Hatıraların Yükünden Kurtulun
Semra Hanım, kitabın sayfalarında adeta akıp gidiyordu. Her öyküdeki kahraman kendisi oluyor ve olayları aynen yaşadığını hissediyordu. En önemlisi de tecrübe hanesine yazılan küçük notlardı. Tecrübe edilmiş şeyleri tekrar tecrübe etmek kadar büyük bir zaman kaybı olmadığını düşünerek adeta okuduğu kitaptan hayat dersleri alıyordu. Vakit öğleden sonraya yaklaşırken kitabın yarısından fazlası bitmişti. Semra Hanım evinin ormana bakan balkonunda, kitabını çayını yudumlayarak okumaya devam ederken üşüdüğünü hissetti. Hava gittikçe kararıyor ve masmavi gökyüzü kendini kara bulutlara teslim ediyordu.
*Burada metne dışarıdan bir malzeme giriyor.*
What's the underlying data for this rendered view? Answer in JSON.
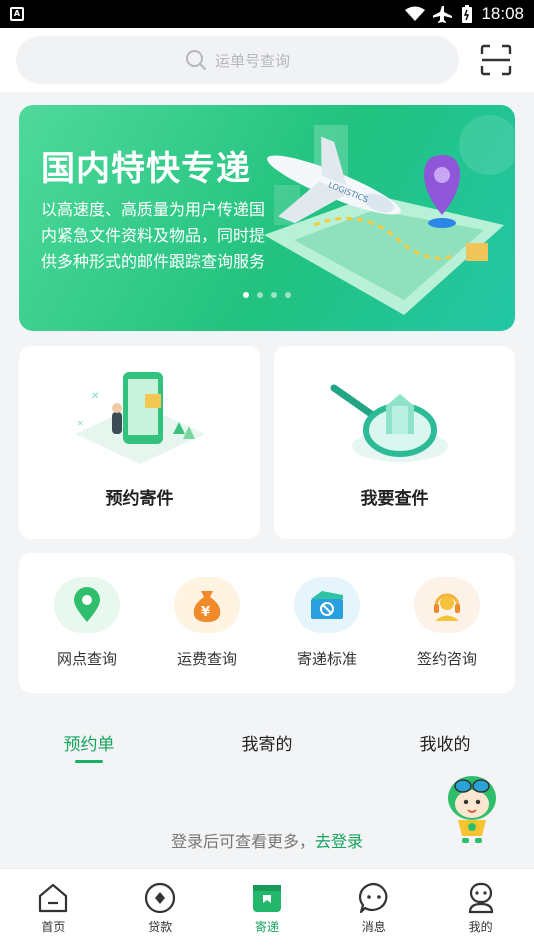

Gökyüzüne bakarak, “Bu havalar ne kadar da bana benziyor.” dedi. Ardından yazar ile yaptığı sohbette yazara, “Ben çok duygusuz biriyim” dediğinde yazarın ona verdiği karşılık aklına geldi. “Her insanın kendi içinde kendine göre yaşadığı duygu selleri vardır. Sizin gibi birinin duygusuz olması imkânsız. Gözlerinizdeki yaşam enerjisi beni dahi etkilemişken eminim öğrencileriniz sizden ne kadar etkileniyordur. Hem onlara hem çevrenize pozitif enerji saçıyorsunuz. Sanırım sorun şu: Sadece duygularınızı zamanında ve açık bir şekilde belli etmiyorsunuz. Bunu da zamanla aşacağınıza inanıyorum.” Yazar adeta onun içini okumuş, ayrıca kendisine inandığını da belirterek onu davranışa geçme konusunda cesaretlendirmişti. Önemli olan da eyleme geçebilmekti. Bir de geçmişe takılma konusunda yazarın seminerde söyledikleri hâlâ aklından çıkmamıştı: “Acısıyla tatlısıyla yaşanmış olanlar, yaşam kitabınızın geçmiş sayfalarında kalsın. Onları silmek mümkün değildir ama hatırlamamak yine sizin elinizdedir. Yaşamak istedikleriniz için yeni bir sayfa açın ve devam edin. Bu kitap sizin ve dilediğiniz gibi yazın…”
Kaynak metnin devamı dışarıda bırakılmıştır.